Втроем сели к столу, перекусили. Старик не забыл о кошке, накрошил хлеба и плеснул воды в пустую консервную банку. Захмелевший после двух рюмок, он повалился на самодельный топчан, укрылся шубой из протертой до дыр мерлушки и мерно захрапел.
Рогожкину с Кашириным не осталось других развлечений, как разглядывать из окна белую от снега землю, повалившийся на бок забор и дом через улицу, пустой, не жилой. Каширин отказался допивать водку, и Рогожкин прикончил последнюю рюмку в одиночестве.

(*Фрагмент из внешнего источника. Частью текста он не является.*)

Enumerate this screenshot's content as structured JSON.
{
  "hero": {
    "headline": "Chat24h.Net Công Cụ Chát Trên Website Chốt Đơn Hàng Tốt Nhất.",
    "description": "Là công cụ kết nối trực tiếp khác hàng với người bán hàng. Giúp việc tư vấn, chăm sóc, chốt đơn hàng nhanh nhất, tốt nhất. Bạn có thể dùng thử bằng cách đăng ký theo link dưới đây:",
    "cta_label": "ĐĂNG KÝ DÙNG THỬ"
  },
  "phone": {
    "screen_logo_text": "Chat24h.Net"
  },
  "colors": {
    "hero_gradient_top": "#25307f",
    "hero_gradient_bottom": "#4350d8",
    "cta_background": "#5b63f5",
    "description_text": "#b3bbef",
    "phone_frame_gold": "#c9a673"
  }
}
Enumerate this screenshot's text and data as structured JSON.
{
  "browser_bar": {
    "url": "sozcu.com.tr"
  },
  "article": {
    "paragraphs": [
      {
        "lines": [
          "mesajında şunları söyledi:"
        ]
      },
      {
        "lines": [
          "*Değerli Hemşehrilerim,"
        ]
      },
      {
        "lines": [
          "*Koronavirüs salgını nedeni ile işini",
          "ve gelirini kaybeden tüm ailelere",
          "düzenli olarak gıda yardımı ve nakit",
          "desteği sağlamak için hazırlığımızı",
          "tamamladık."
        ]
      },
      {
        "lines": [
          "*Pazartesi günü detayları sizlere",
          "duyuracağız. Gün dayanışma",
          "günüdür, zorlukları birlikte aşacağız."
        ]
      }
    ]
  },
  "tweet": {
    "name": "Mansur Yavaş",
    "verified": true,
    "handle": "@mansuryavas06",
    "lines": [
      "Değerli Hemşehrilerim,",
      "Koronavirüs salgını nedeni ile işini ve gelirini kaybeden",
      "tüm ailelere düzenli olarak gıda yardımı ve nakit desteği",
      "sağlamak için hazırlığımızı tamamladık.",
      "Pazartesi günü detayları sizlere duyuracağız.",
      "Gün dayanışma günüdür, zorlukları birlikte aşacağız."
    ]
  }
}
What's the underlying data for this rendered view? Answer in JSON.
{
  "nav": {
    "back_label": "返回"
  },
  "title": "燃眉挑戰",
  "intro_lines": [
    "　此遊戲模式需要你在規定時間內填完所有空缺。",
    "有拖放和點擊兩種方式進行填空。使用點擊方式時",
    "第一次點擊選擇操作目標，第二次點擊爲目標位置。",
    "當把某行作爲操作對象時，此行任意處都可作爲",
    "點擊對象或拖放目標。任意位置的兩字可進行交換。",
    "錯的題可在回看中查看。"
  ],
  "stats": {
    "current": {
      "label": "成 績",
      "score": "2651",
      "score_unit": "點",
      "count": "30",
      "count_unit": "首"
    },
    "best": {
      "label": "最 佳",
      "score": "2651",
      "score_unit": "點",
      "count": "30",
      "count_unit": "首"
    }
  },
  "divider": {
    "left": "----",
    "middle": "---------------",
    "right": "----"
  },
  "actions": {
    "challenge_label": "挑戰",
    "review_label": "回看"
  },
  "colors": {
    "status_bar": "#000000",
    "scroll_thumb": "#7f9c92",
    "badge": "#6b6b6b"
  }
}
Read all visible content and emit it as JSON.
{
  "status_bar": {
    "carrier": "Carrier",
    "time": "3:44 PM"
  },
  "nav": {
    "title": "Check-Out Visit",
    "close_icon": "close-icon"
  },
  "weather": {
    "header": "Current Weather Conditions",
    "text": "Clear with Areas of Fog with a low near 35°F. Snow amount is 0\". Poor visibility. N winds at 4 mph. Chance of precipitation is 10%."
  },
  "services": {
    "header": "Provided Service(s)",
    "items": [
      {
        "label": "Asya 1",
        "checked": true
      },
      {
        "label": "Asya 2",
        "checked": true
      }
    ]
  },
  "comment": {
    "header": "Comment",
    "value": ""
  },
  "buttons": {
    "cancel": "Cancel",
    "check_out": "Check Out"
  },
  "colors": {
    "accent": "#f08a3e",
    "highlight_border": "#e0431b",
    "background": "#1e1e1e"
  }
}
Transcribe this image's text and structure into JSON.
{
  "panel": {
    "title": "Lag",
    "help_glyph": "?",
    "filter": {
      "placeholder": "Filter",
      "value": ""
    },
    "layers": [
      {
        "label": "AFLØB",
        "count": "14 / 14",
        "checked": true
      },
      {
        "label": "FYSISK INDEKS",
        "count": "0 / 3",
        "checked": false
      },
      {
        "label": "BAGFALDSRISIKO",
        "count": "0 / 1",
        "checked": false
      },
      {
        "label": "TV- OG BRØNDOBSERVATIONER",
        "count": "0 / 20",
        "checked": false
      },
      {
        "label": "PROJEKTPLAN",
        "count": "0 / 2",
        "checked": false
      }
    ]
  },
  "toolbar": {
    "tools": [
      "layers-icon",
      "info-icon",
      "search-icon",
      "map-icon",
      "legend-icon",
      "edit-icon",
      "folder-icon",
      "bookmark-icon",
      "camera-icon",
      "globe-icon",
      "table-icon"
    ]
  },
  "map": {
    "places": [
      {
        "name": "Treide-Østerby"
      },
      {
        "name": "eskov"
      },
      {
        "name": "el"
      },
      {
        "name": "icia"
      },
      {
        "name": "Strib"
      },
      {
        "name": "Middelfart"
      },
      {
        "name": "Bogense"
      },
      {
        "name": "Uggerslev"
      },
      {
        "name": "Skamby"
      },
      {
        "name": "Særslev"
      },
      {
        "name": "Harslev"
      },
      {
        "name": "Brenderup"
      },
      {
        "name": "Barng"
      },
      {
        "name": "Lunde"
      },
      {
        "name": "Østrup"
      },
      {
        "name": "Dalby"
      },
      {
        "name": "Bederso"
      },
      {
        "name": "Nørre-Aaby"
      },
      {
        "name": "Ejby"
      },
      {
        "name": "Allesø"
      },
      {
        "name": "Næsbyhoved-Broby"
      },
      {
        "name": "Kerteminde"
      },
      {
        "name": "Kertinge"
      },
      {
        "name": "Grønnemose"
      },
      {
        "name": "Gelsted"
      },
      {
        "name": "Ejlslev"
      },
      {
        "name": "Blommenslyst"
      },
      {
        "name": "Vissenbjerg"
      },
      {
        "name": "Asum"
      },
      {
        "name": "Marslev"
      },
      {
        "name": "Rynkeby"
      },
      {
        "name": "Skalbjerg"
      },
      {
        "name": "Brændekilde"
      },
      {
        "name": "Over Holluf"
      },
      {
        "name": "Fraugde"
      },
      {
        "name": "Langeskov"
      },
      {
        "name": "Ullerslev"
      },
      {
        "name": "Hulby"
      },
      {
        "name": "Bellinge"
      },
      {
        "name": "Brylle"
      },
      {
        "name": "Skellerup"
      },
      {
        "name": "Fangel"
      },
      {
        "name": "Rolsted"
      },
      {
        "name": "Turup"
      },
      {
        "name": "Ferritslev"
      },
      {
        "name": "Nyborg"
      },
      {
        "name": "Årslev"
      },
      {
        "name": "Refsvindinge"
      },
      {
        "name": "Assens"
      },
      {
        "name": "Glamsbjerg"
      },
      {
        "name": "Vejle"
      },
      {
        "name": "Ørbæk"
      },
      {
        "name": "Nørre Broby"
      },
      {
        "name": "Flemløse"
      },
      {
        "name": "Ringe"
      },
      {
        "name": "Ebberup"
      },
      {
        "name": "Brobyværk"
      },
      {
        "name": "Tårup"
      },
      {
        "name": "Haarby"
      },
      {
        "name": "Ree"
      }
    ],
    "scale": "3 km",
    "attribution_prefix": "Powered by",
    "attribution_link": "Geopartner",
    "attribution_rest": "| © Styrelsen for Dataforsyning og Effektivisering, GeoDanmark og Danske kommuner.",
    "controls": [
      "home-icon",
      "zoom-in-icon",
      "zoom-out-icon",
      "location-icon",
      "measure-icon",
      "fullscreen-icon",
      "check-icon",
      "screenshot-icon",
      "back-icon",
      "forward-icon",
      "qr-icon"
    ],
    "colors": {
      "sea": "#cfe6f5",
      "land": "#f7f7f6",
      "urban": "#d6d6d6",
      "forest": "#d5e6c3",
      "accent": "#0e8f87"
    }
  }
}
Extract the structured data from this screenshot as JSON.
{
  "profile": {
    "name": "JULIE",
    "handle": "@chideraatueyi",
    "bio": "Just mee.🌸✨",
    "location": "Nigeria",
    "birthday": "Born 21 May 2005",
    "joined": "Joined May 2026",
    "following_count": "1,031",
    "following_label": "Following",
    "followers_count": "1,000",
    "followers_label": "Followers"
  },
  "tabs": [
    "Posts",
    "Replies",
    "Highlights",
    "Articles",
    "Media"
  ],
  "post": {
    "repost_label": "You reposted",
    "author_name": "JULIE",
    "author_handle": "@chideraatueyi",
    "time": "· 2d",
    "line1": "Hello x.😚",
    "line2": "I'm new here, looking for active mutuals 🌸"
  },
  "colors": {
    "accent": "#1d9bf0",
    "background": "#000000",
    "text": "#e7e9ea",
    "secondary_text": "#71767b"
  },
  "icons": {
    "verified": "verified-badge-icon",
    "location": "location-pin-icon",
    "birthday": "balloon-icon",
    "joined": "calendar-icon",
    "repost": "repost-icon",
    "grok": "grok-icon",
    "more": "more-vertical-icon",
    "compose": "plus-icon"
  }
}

– Скоро здесь начнется такое, что станет жарко, – сказал и многозначительно икнул. – Мочиловка будет еще та. Вам когда-нибудь доводилось убивать людей?
– Нет, – покачал головой Каширин. – А тебе?
– Доводилось. Как-то я замочил одного придурка и сжег его в печи для мусора. Другого чувака еще живым закопал в могилу. У него были два пулевых ранения, а он все не подыхал. А у меня не было пули. А лопатой добить, рука бы не поднялась. Пришлось чувака… Того. Да.
– Чего, того?
– Говорю же, пришлось его живым хоронить. Когда я уходил из леса, земля на могиле еще шевелилась. Я стою и не знаю, что же делать. Мне казалось, он может выбраться оттуда, из-под земли. А вдруг? Могилка-то так себе, мелковатая. Ладно, хватит говорить всякие гадости.
Каширин надолго замолчал, переваривая услышанное. Он тяжело опустил голову и долго хмурился. Наконец, созрел вопрос:
– И как тебе это? Ну, убить человека?
Рогожкин сквозь зубы сплюнул на земляной пол.
– Ну, для меня это легче, чем убить собаку. Это запросто. Без проблем. Правда, после той истории с могилой, которая шевелилась, я не мог есть пару дней. Блевать хотелось. Ночами снилось всякое… Что он вылез и меня ищет.